Am Anfang steht eine Idee, stehen ein paar Worte.
Da ist es fast egal, ob ein Engländer vor vierhundert Jahren Elfen und anderes Waldvolk eine Hochzeit feiern lässt oder wie in diesem Fall der wunderbare Stadtnarr im Cafe sitzt und die Menschen beobachtet: Am Anfang ist das Wort und das Wort ist irgendeinem Kopf entsprungen und das ist gut so.
Sind es der Worte genug, haben sich zu den Worten auch Bilder gesellt, dann trifft man sich. Sitzt im Kreis, liest sich die geschriebenen Worte vor und im ein oder anderen Hirn merkt man, dass dort eine Idee entsteht. Hier eine Betonung, dort eine Pause oder Stimmlage; man merkt, die Phantasie beginnt von einem zum nächsten rüber zu springen.
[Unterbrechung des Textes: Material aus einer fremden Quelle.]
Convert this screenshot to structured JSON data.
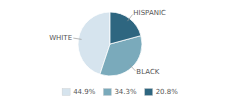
{
  "chart_data": {
    "type": "pie",
    "categories": [
      "WHITE",
      "BLACK",
      "HISPANIC"
    ],
    "values": [
      44.9,
      34.3,
      20.8
    ],
    "value_labels": [
      "44.9%",
      "34.3%",
      "20.8%"
    ],
    "colors": [
      "#d6e4ee",
      "#7aaabb",
      "#2e6680"
    ],
    "legend": "bottom"
  }
}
Und neben den Frontallappen tun auch die Stammhirne ihren Job. Man beschnuppert sich. Denkt erst „Jippie“ und ist dann enttäuscht, wenn der andere von damals in der echten Kneipe zu kellnern hat und deswegen nicht im Cafe auf der Bühne spielen kann. Oder wundert sich, was denn DER oder DIE ausgerechnet hier wollen.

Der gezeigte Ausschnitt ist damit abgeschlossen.